Malgré les troubles, Frank Martin nourrit de beaux souvenirs d'enfance. Dans les années 60, ses parents ont emménagé à Springfield Park, une nouvelle rue de l'ouest de Belfast, où catholiques et protestants se mêlaient volontiers. Ces jeunes familles étaient prêtes à mettre leurs différences de côté pour vivre leur rêve d'une première maison en banlieue, avec petit jardin, air frais et vue sur les collines.

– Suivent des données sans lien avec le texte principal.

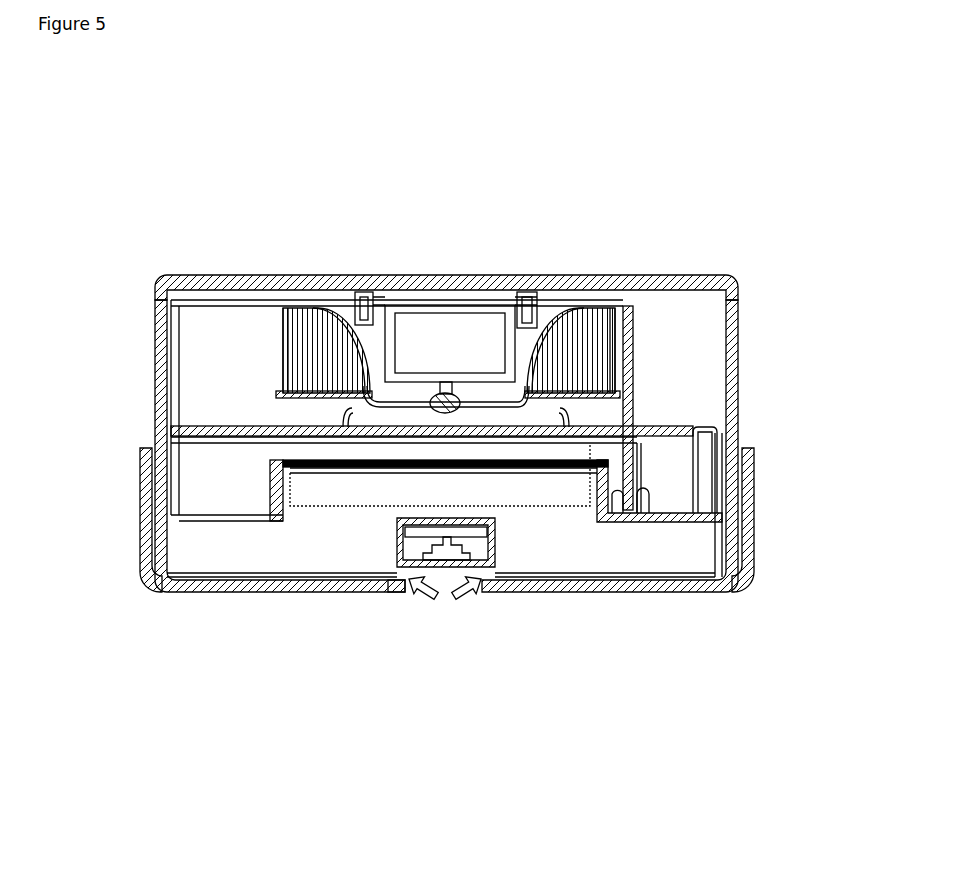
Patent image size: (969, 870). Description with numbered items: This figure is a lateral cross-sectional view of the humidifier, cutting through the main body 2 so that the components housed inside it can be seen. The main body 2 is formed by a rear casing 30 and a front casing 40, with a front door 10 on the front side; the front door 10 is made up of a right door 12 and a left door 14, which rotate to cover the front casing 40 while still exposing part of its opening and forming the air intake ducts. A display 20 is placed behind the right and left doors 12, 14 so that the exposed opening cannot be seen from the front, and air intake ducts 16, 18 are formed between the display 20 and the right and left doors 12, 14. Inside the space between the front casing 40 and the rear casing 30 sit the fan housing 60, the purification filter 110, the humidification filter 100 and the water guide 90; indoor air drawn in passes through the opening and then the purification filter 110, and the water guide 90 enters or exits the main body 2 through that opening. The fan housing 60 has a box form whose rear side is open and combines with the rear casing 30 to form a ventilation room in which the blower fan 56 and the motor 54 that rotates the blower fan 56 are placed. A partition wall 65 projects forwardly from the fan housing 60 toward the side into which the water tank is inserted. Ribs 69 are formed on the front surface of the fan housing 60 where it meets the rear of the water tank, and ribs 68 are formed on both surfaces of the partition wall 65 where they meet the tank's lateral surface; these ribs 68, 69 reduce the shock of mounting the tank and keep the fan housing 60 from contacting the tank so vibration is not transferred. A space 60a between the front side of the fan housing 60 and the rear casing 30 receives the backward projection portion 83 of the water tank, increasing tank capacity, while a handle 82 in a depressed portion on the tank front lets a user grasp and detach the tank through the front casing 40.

The main body 2 is at (486, 390).
The front door 10 is at (439, 645).
The right door 12 is at (512, 592).
The left door 14 is at (385, 600).
The air intake duct 16 is at (487, 585).
The air intake duct 18 is at (405, 592).
The display 20 is at (497, 548).
The rear casing 30 is at (740, 282).
The front casing 40 is at (740, 360).
The motor 54 is at (440, 328).
The blower fan 56 is at (314, 342).
The fan housing 60 is at (292, 441).
The space 60a is at (705, 440).
The partition wall 65 is at (613, 490).
The ribs 68 is at (698, 500).
The ribs 69 is at (642, 495).
The handle 82 is at (708, 505).
The backward projection portion 83 is at (700, 430).
The water guide 90 is at (193, 488).
The humidification filter 100 is at (322, 453).
The purification filter 110 is at (273, 492).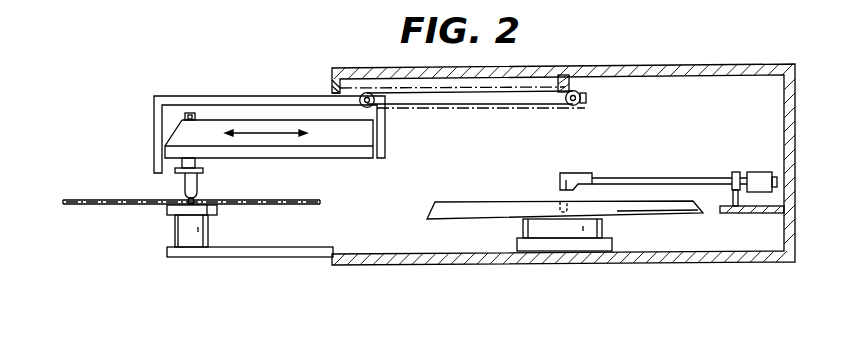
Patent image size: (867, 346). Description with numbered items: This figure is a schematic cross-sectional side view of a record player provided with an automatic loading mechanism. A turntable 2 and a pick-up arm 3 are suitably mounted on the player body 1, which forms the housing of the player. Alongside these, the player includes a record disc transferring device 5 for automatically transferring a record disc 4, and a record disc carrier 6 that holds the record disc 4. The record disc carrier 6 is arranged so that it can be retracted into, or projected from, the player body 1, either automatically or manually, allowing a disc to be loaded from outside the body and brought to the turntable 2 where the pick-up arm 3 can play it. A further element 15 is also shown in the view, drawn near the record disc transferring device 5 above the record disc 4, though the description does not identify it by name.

The player body 1 is at (708, 75).
The turntable 2 is at (490, 202).
The pick-up arm 3 is at (643, 178).
The record disc 4 is at (112, 200).
The record disc transferring device 5 is at (220, 92).
The record disc carrier 6 is at (258, 257).
The spindle 15 is at (207, 178).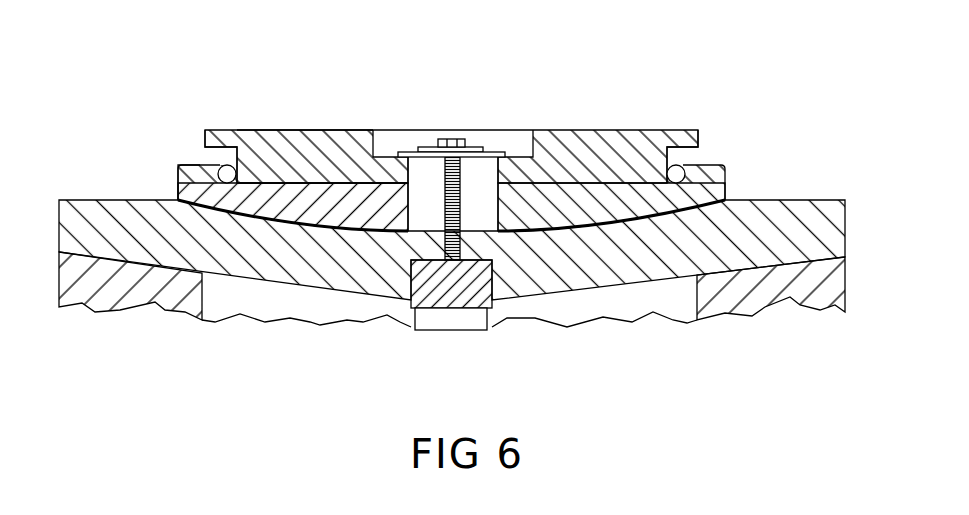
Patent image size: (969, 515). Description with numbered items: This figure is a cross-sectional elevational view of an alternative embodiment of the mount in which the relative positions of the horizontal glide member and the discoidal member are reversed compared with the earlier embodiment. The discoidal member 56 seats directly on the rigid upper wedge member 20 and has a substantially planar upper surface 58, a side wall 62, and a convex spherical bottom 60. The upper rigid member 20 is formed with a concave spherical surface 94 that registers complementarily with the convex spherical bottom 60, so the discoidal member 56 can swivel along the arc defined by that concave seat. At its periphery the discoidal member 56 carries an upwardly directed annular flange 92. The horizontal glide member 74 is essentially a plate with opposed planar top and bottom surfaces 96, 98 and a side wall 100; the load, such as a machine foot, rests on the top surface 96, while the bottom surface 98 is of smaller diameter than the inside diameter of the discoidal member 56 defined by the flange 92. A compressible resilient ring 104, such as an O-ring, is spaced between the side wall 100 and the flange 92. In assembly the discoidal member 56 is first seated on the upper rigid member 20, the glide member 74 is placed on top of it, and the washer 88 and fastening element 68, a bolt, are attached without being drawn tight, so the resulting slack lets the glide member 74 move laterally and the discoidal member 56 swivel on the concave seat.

The upper rigid member 20 is at (845, 222).
The discoidal member 56 is at (605, 205).
The upper surface 58 is at (210, 193).
The convex spherical bottom 60 is at (336, 222).
The side wall 62 is at (728, 180).
The fastening element 68 is at (457, 140).
The horizontal glide member 74 is at (570, 152).
The washer 88 is at (490, 153).
The annular flange 92 is at (178, 165).
The concave spherical surface 94 is at (312, 205).
The top planar surface 96 is at (312, 131).
The bottom planar surface 98 is at (357, 182).
The side wall 100 is at (237, 165).
The compressible resilient ring 104 is at (673, 165).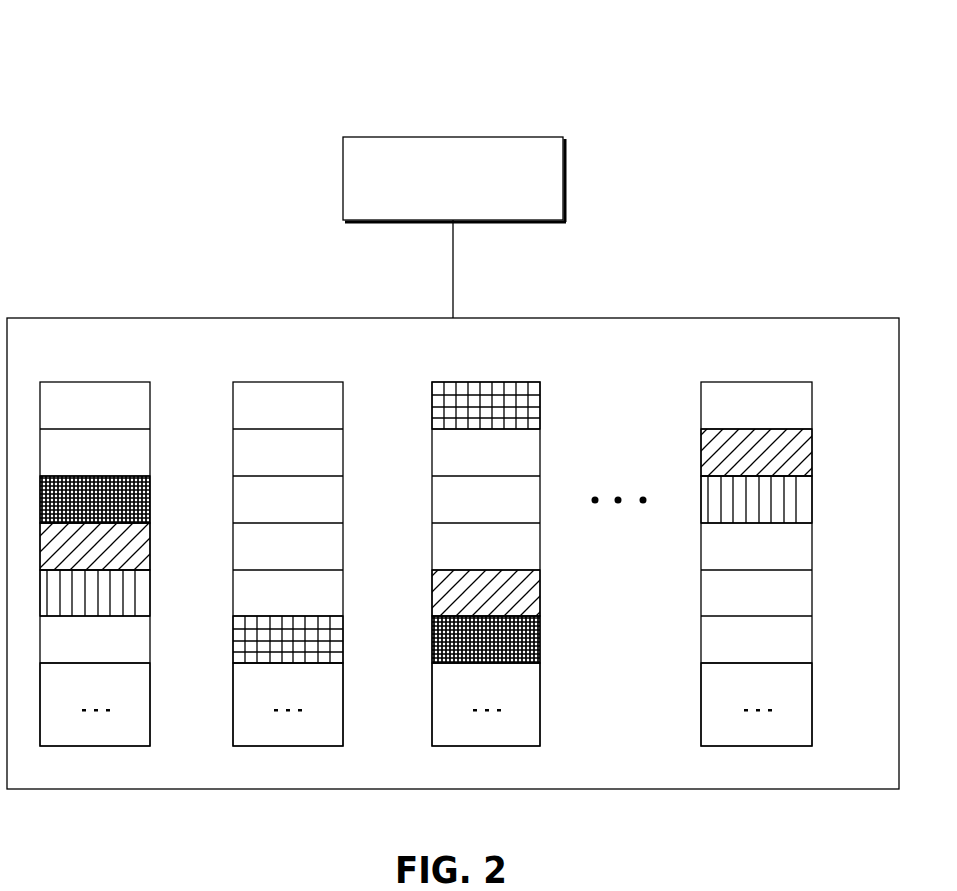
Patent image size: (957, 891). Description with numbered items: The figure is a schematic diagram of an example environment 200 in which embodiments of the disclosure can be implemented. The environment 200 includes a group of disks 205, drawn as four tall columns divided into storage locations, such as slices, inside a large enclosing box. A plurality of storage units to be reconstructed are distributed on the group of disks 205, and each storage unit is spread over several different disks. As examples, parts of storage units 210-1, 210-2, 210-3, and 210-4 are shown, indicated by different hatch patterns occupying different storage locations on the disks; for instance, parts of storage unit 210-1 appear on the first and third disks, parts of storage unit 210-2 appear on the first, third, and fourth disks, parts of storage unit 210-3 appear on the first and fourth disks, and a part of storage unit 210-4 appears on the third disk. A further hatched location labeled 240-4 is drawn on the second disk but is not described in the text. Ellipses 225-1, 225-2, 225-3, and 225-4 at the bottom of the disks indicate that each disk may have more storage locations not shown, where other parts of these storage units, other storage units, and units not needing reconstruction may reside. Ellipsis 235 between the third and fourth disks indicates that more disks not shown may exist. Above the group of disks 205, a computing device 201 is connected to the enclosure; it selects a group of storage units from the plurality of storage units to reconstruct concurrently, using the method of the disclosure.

The example environment 200 is at (118, 50).
The computing device 201 is at (563, 137).
The group of disks 205 is at (845, 318).
The storage unit 210-1 is at (150, 497).
The storage unit 210-2 is at (143, 545).
The storage unit 210-3 is at (138, 610).
The storage unit 210-4 is at (540, 405).
The data chunk 240-4 is at (343, 630).
The ellipsis 225-1 is at (115, 707).
The ellipsis 225-2 is at (311, 707).
The ellipsis 225-3 is at (510, 710).
The ellipsis 225-4 is at (775, 710).
The ellipsis 235 is at (612, 482).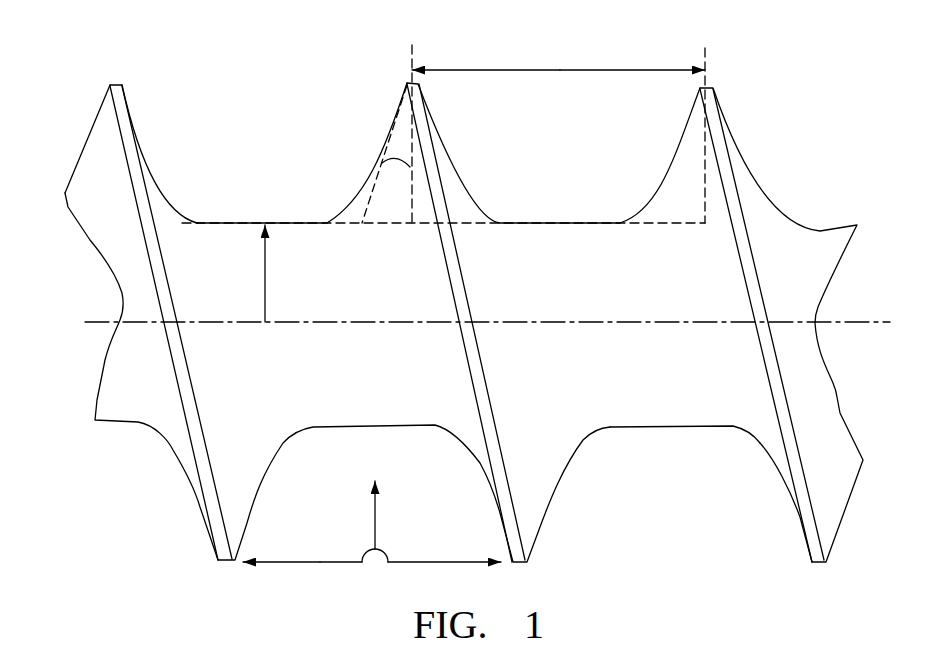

M. Martin se souvient aussi de ce matin d'août 1971, des coups de feu, des magasins pillés, des maisons brûlées, de la fuite éperdue. Springfield Park est devenue une zone interdite, infestée de paramilitaires et de tireurs embusqués. Puis, en 1994, on y a érigé un énorme mur en briques rouges, à l'endroit précis où s'élevaient les maisons. On l'appelle le « mur d'un million de briques». Parfois, M. Martin retourne à Springfield Park. «Pour moi, c'est comme aller au cimetière. Les troubles sont finis, mais je pense qu'il faut se souvenir de l'histoire pour apprendre d'elle. Si on balaie tout sous le tapis, on risque d'inviter le conflit à revenir.»

M. Martin ne souhaite pas voir disparaître le mur d'un million de briques. À ses yeux, c'est un «monument»à la folie des hommes. «J'y vais pour me souvenir et réfléchir. Parce que Springfield Park était la dernière communauté à laquelle j'ai vraiment eu l'impression d'appartenir.»